À NOS ENFANTS en VOD
- De
- 2019
- 107 mn
- Drame
- Brésil | France | Portugal
- Tous publics
- VO - HD
PARCE QUE
On la connait pour ses rôles chez Tarantino (Pulp Fiction), Guy Maddin (The Saddest Music in the World) ou Bigas Luna (Macho), mais Maria de Medeiros, actrice portugaise autant à l’aise en français qu’en anglais ou en allemand, a longtemps nourri des rêves de réalisation. Après plusieurs courts-métrages entre les années 1980 et 1990, elle met en scène en 2000 son premier long-métrage, Capitaine d’Avril, sur la révolution des Œillets d'avril 1974 au Portugal. Un film engagé, qui aborde les cicatrices de son pays d’origine, marqué par des décennies de dictature. Pendant 20 ans, elle tourne quelques films courts et documentaires, et il faut attendre 2019 pour qu’elle entame l’écriture et la production de son second long-métrage de fiction, A nos enfants, marqué par la dictature militaire brésilienne. D’un projet à un autre, même en changeant de continent, Maria de Medeiros tisse le fil de son engagement face aux horreurs politiques du XXe et du XXIe siècle.

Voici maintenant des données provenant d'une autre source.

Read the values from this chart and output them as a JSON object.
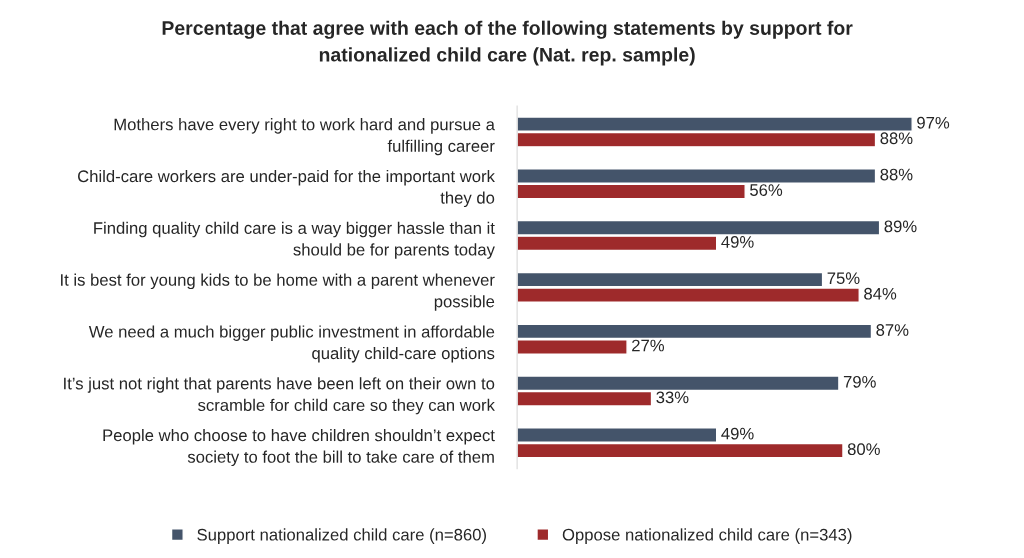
{
  "chart_data": {
    "type": "bar",
    "orientation": "horizontal",
    "title": "Percentage that agree with each of the following statements by support for\nnationalized child care (Nat. rep. sample)",
    "categories": [
      "Mothers have every right to work hard and pursue a\nfulfilling career",
      "Child-care workers are under-paid for the important work\nthey do",
      "Finding quality child care is a way bigger hassle than it\nshould be for parents today",
      "It is best for young kids to be home with a parent whenever\npossible",
      "We need a much bigger public investment in affordable\nquality child-care options",
      "It’s just not right that parents have been left on their own to\nscramble for child care so they can work",
      "People who choose to have children shouldn’t expect\nsociety to foot the bill to take care of them"
    ],
    "series": [
      {
        "name": "Support nationalized child care (n=860)",
        "color": "#44546a",
        "values": [
          97,
          88,
          89,
          75,
          87,
          79,
          49
        ],
        "value_labels": [
          "97%",
          "88%",
          "89%",
          "75%",
          "87%",
          "79%",
          "49%"
        ]
      },
      {
        "name": "Oppose nationalized child care (n=343)",
        "color": "#9e2a2b",
        "values": [
          88,
          56,
          49,
          84,
          27,
          33,
          80
        ],
        "value_labels": [
          "88%",
          "56%",
          "49%",
          "84%",
          "27%",
          "33%",
          "80%"
        ]
      }
    ],
    "legend": "bottom",
    "grid": false
  }
}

A nos enfants n’est pas que le récit de Maria de Medeiros, mais celui de toutes les femmes qui ont souffert sous les coups d’un régime totalitaire. Film de femmes au pluriel, A nos enfants est l’adaptation de la pièce de théâtre « Pour nos enfants » de Laura Castro, qui incarne Tania à l’écran. Maria de Medeiros a elle-même joué dans cette pièce au Brésil, dans les traits de Vera, la mère de Tania retenue prisonnière par la dictature dans les années 1970. Le rôle de Vera au théâtre était d’abord promis à la légendaire Marieta Severo, vedette de la série au long cours A Grande Familia, qui n’avait pas pu se libérer à l’époque. Maria de Medeiros a finalement pu céder sa place à Marieta Severo sur le film. Enfin, avant de tourner A nos enfants, la cinéaste avait réalisé Les Yeux de Bacuri, un documentaire sur Denise Crispim, survivante de la dictature qui a perdu son compagnon Eduardo Leite « Bacuri » après des mois de torture. Elle-même a subi en prison des sévices épouvantables, avant de s’exiler avec sa fille au Chili, puis en Europe. Son histoire terrifiante a nourri le passé de Vera dans le film. On retrouve justement Denise Crispim dans A nos enfants : elle est Tante Clarisse, à l’orphelinat.
Alors que Maria de Medeiros aurait pu se contenter de faire du théâtre filmé, elle s’est attelée à produire une adaptation en bonne et due forme, en explorant les failles de la pièce et approfondir sa réflexion. Du diner arrosé entre Vera et Tania, il ne reste finalement qu’une scène de retrouvailles en plein cœur du film, qui tourne au vinaigre. A nos enfants s’enrichit de flashbacks en cellules, de scènes oniriques et de l’introduction d’un personnage inventé par la réalisatrice : Sergio. Celui qui se présente au départ comme un journaliste enquêtant sur la disparition de sa mère se révèle être en fait le fruit de l’imagination de Vera. Le fils perdu qu’elle n’a jamais connu, le refoulé dont elle n’a jamais parlé à sa fille Tania. Des ajouts purement cinématographiques qui transcendent le récit du film.
Derrière le film politique, il y a un mélodrame intergénérationnel poignant dans A nos enfants. Le film aborde les tensions entre plusieurs générations, plus particulièrement les conflits qui minent la relation entre Vera, ancienne activiste révolutionnaire, et sa fille Tania, qui défie les conventions sociales en souhaitant fonder une famille avec sa compagne Vanessa, par PMA. Alors que Vera a vécu la perte d’un enfant en prison sous la dictature, elle ne comprend pas les choix de sa fille, autant son homosexualité que son désir d’avoir un enfant de manière assistée. Un paradoxe pour une communiste, qui gère en plus un foyer pour enfants séropositifs. C’est dans la complexité du personnage de Vera, contradictoire et mélancolique, que Maria de Medeiros parvient à filmer l’évolution des valeurs et des idéaux au fil du temps : un instantané du Brésil sur plus de 40 ans d’histoire.